Positie |
Muziekvoorwaarden

Positie |

Woordenboekcategorieën
termen en concepten

van lat. positio —positie

De positie van de hand en vingers van de uitvoerder bij het bespelen van een muziekinstrument ten opzichte van de toets van een snaarinstrument of het toetsenbord van een toetsinstrument.

1) Bij het spelen van de viool P. – de positie van de linkerhand op de toets, die wordt bepaald door de verhouding en interactie van de eerste en de duim en waarmee je een bepaalde reeks geluiden kunt uitvoeren zonder je hand te bewegen. De locatie van P. wordt bepaald door de afstand van de eerste vinger op de snaar tot de moer. 1e P. heet zo'n stand van de hand en wijsvinger ten opzichte van de noot, met Krom op de snaar e wordt de klank f1 geëxtraheerd. De toets van een viool is meestal verdeeld in P., afhankelijk van de verandering in de afstand tussen de wijsvinger en de moer en de overeenkomstige verandering in de positie van de duim wanneer de hand achtereenvolgens langs de nek omhoog wordt bewogen. In 1738 introduceerde de Fransman M. Corret in zijn “School of Orpheus” de verdeling van de vioolhals in 7 posities. Hij baseerde deze indeling op het onderscheid van de toets in tonen en halve tonen; elke P. op één snaar omvat het bereik van een kwart.

Deze divisie, to-rogo, hield zich aan de vertegenwoordigers van de Fransen. vioolschool, werd vervolgens algemeen aanvaard (met de ontwikkeling van de virtuoze techniek nam het aantal viool toe. De verdeling van de hals van de viool in P.

Positie |

is een rationeel hulpmiddel, een snede in het proces van initiële training helpt de student om de nek onder de knie te krijgen. Het idee van P. stelt de violist in staat om de bewegingen van de vingers mentaal over de corresponderende delen van de toets te verdelen en draagt ​​bij aan de ontwikkeling van een gevoel van afstand. Voor degenen die de technische vaardigheden van een violist hebben verworven, heeft het behoren van klanken tot een of andere P. geen wezens meer. waarden en verandert soms in een rem, waardoor de vrijheid van oriëntatie op de toets wordt belemmerd. De feitelijke positie van de linkerhand van de violist in het uitvoeringsproces is vaak in strijd met de algemeen aanvaarde ordinale aanduiding P. Dit zorgt voor onnodige verwarring en is een bron van ernstige fouten bij het kiezen van een vingerzetting.

In moderne De praktijk van het spelen van de viool wordt gebruikt diff. soorten opstelling van vingers op de toets, enharmonisch. vervanging van geluiden, gelijktijdig spelen in aangrenzende P.

In dergelijke gevallen kan het onmogelijk zijn om te bepalen in welke positie de hand zich bevindt vanuit het oogpunt van het algemeen aanvaarde positionele systeem.

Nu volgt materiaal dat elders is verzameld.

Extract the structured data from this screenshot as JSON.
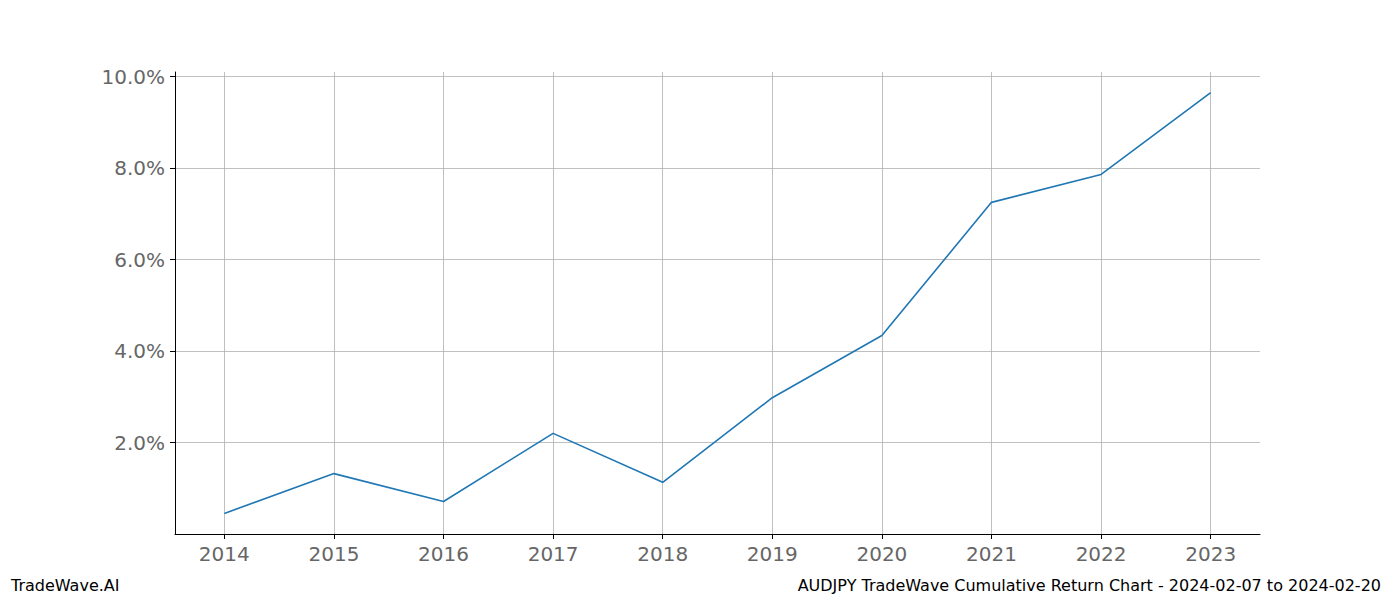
{
  "chart_data": {
    "type": "line",
    "title": "AUDJPY TradeWave Cumulative Return Chart - 2024-02-07 to 2024-02-20",
    "watermark": "TradeWave.AI",
    "x": [
      2014,
      2015,
      2016,
      2017,
      2018,
      2019,
      2020,
      2021,
      2022,
      2023
    ],
    "values": [
      0.45,
      1.32,
      0.71,
      2.2,
      1.13,
      2.98,
      4.34,
      7.25,
      7.86,
      9.65
    ],
    "color": "#1f77b4",
    "xlim": [
      2013.55,
      2023.45
    ],
    "xticks": [
      2014,
      2015,
      2016,
      2017,
      2018,
      2019,
      2020,
      2021,
      2022,
      2023
    ],
    "ylim": [
      0,
      10.1
    ],
    "yticks": [
      {
        "value": 2,
        "label": "2.0%"
      },
      {
        "value": 4,
        "label": "4.0%"
      },
      {
        "value": 6,
        "label": "6.0%"
      },
      {
        "value": 8,
        "label": "8.0%"
      },
      {
        "value": 10,
        "label": "10.0%"
      }
    ],
    "grid": true
  }
}
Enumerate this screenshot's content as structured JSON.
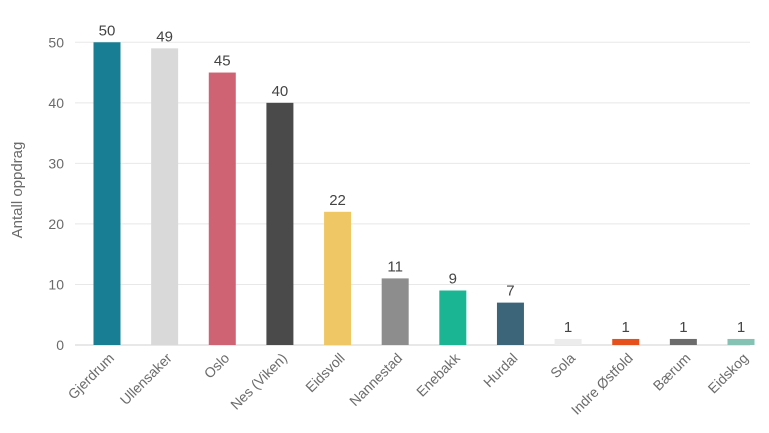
{
  "chart_data": {
    "type": "bar",
    "ylabel": "Antall oppdrag",
    "xlabel": "",
    "ylim": [
      0,
      55
    ],
    "yticks": [
      0,
      10,
      20,
      30,
      40,
      50
    ],
    "grid": true,
    "categories": [
      "Gjerdrum",
      "Ullensaker",
      "Oslo",
      "Nes (Viken)",
      "Eidsvoll",
      "Nannestad",
      "Enebakk",
      "Hurdal",
      "Sola",
      "Indre Østfold",
      "Bærum",
      "Eidskog"
    ],
    "values": [
      50,
      49,
      45,
      40,
      22,
      11,
      9,
      7,
      1,
      1,
      1,
      1
    ],
    "colors": [
      "#177e93",
      "#d9d9d9",
      "#cf6373",
      "#4a4a4a",
      "#efc865",
      "#8d8d8d",
      "#1ab593",
      "#3d6579",
      "#ececec",
      "#e5501c",
      "#6c6c6c",
      "#85c2b4"
    ]
  }
}
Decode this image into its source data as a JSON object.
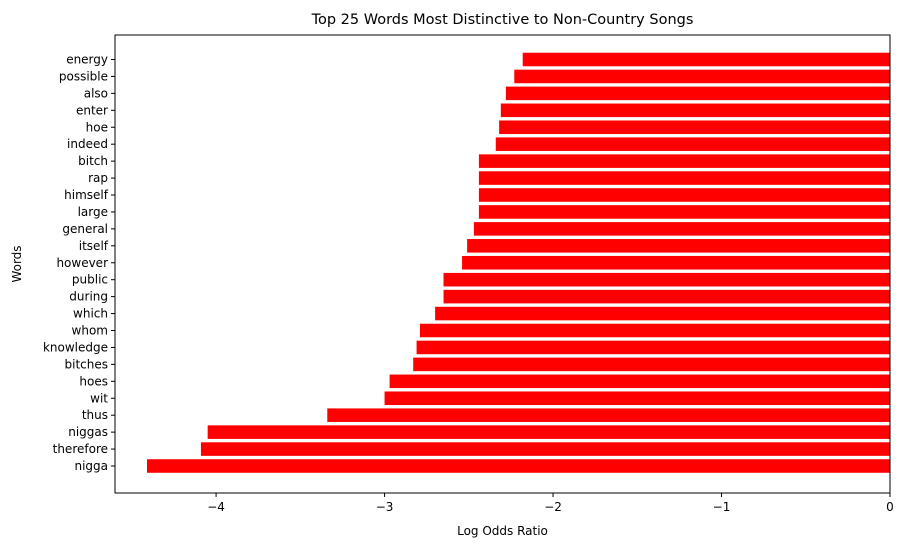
{
  "chart_data": {
    "type": "bar",
    "orientation": "horizontal",
    "title": "Top 25 Words Most Distinctive to Non-Country Songs",
    "xlabel": "Log Odds Ratio",
    "ylabel": "Words",
    "xlim": [
      -4.6,
      0
    ],
    "xticks": [
      -4,
      -3,
      -2,
      -1,
      0
    ],
    "xtick_labels": [
      "−4",
      "−3",
      "−2",
      "−1",
      "0"
    ],
    "bar_color": "#ff0000",
    "grid": false,
    "categories": [
      "energy",
      "possible",
      "also",
      "enter",
      "hoe",
      "indeed",
      "bitch",
      "rap",
      "himself",
      "large",
      "general",
      "itself",
      "however",
      "public",
      "during",
      "which",
      "whom",
      "knowledge",
      "bitches",
      "hoes",
      "wit",
      "thus",
      "niggas",
      "therefore",
      "nigga"
    ],
    "values": [
      -2.18,
      -2.23,
      -2.28,
      -2.31,
      -2.32,
      -2.34,
      -2.44,
      -2.44,
      -2.44,
      -2.44,
      -2.47,
      -2.51,
      -2.54,
      -2.65,
      -2.65,
      -2.7,
      -2.79,
      -2.81,
      -2.83,
      -2.97,
      -3.0,
      -3.34,
      -4.05,
      -4.09,
      -4.41
    ]
  }
}
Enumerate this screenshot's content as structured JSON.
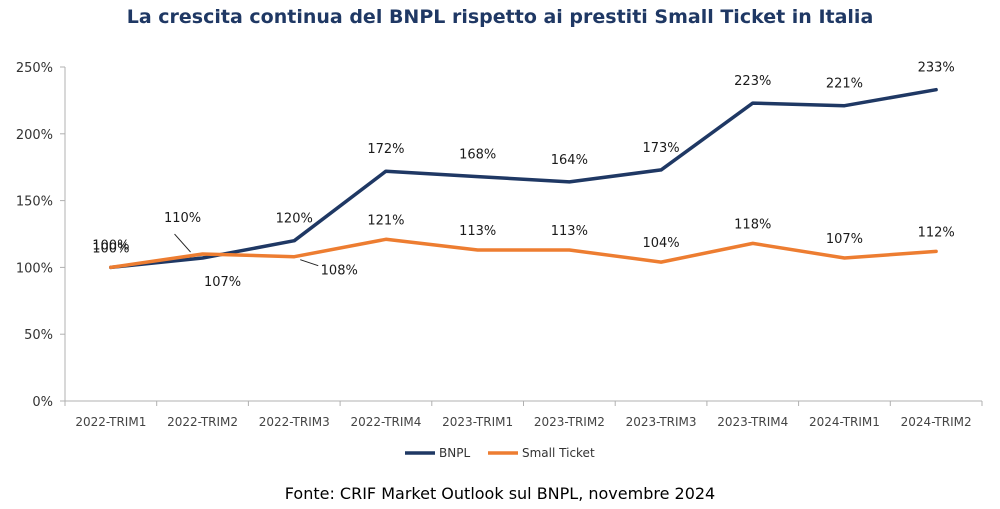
{
  "title": "La crescita continua del BNPL rispetto ai prestiti Small Ticket in Italia",
  "source": "Fonte: CRIF Market Outlook sul BNPL, novembre 2024",
  "colors": {
    "title": "#1f3864",
    "bnpl": "#1f3864",
    "small_ticket": "#ed7d31",
    "axis": "#b0b0b0"
  },
  "chart_data": {
    "type": "line",
    "title": "La crescita continua del BNPL rispetto ai prestiti Small Ticket in Italia",
    "xlabel": "",
    "ylabel": "",
    "categories": [
      "2022-TRIM1",
      "2022-TRIM2",
      "2022-TRIM3",
      "2022-TRIM4",
      "2023-TRIM1",
      "2023-TRIM2",
      "2023-TRIM3",
      "2023-TRIM4",
      "2024-TRIM1",
      "2024-TRIM2"
    ],
    "ylim": [
      0,
      250
    ],
    "yticks": [
      0,
      50,
      100,
      150,
      200,
      250
    ],
    "ytick_labels": [
      "0%",
      "50%",
      "100%",
      "150%",
      "200%",
      "250%"
    ],
    "grid": false,
    "legend_position": "bottom",
    "series": [
      {
        "name": "BNPL",
        "color": "#1f3864",
        "values": [
          100,
          107,
          120,
          172,
          168,
          164,
          173,
          223,
          221,
          233
        ],
        "labels": [
          "100%",
          "107%",
          "120%",
          "172%",
          "168%",
          "164%",
          "173%",
          "223%",
          "221%",
          "233%"
        ]
      },
      {
        "name": "Small Ticket",
        "color": "#ed7d31",
        "values": [
          100,
          110,
          108,
          121,
          113,
          113,
          104,
          118,
          107,
          112
        ],
        "labels": [
          "100%",
          "110%",
          "108%",
          "121%",
          "113%",
          "113%",
          "104%",
          "118%",
          "107%",
          "112%"
        ]
      }
    ]
  }
}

Op basis hiervan dient P. slechts te worden beschouwd als een tijdelijk startpunt van ondersteuning voor vingerbewegingen, telkens veranderend in overeenstemming met de vereisten van een specifiek muzikaal uitvoeringsplan.

2) In het spel op de fp. P. – een groep noten bedekt (of kan bedekt worden) op het toetsenbord door één positie van de hand, zodat elke vinger op dit moment boven dezelfde toets blijft. De passage kan worden onderverdeeld in P. uitgevoerd door "complexe" (zoals in akkoorden) permutaties van de hele hand (zonder de 1e vinger in te brengen).

Positie |

F. Lijst. "Mephisto Waltz" (rechterhand).

Zo'n uitvoering van passages is een van de belangrijkste principes van technologie F. List, F. Busoni en hun volgelingen.

Referenties: Yampolsky I., Grondbeginselen van vioolvingerzetting, M., 1933, herzien. en aanvullende ed., 1955 (hoofdstuk 5. Positie); Logan G., Op pianotextuur, M., 1961.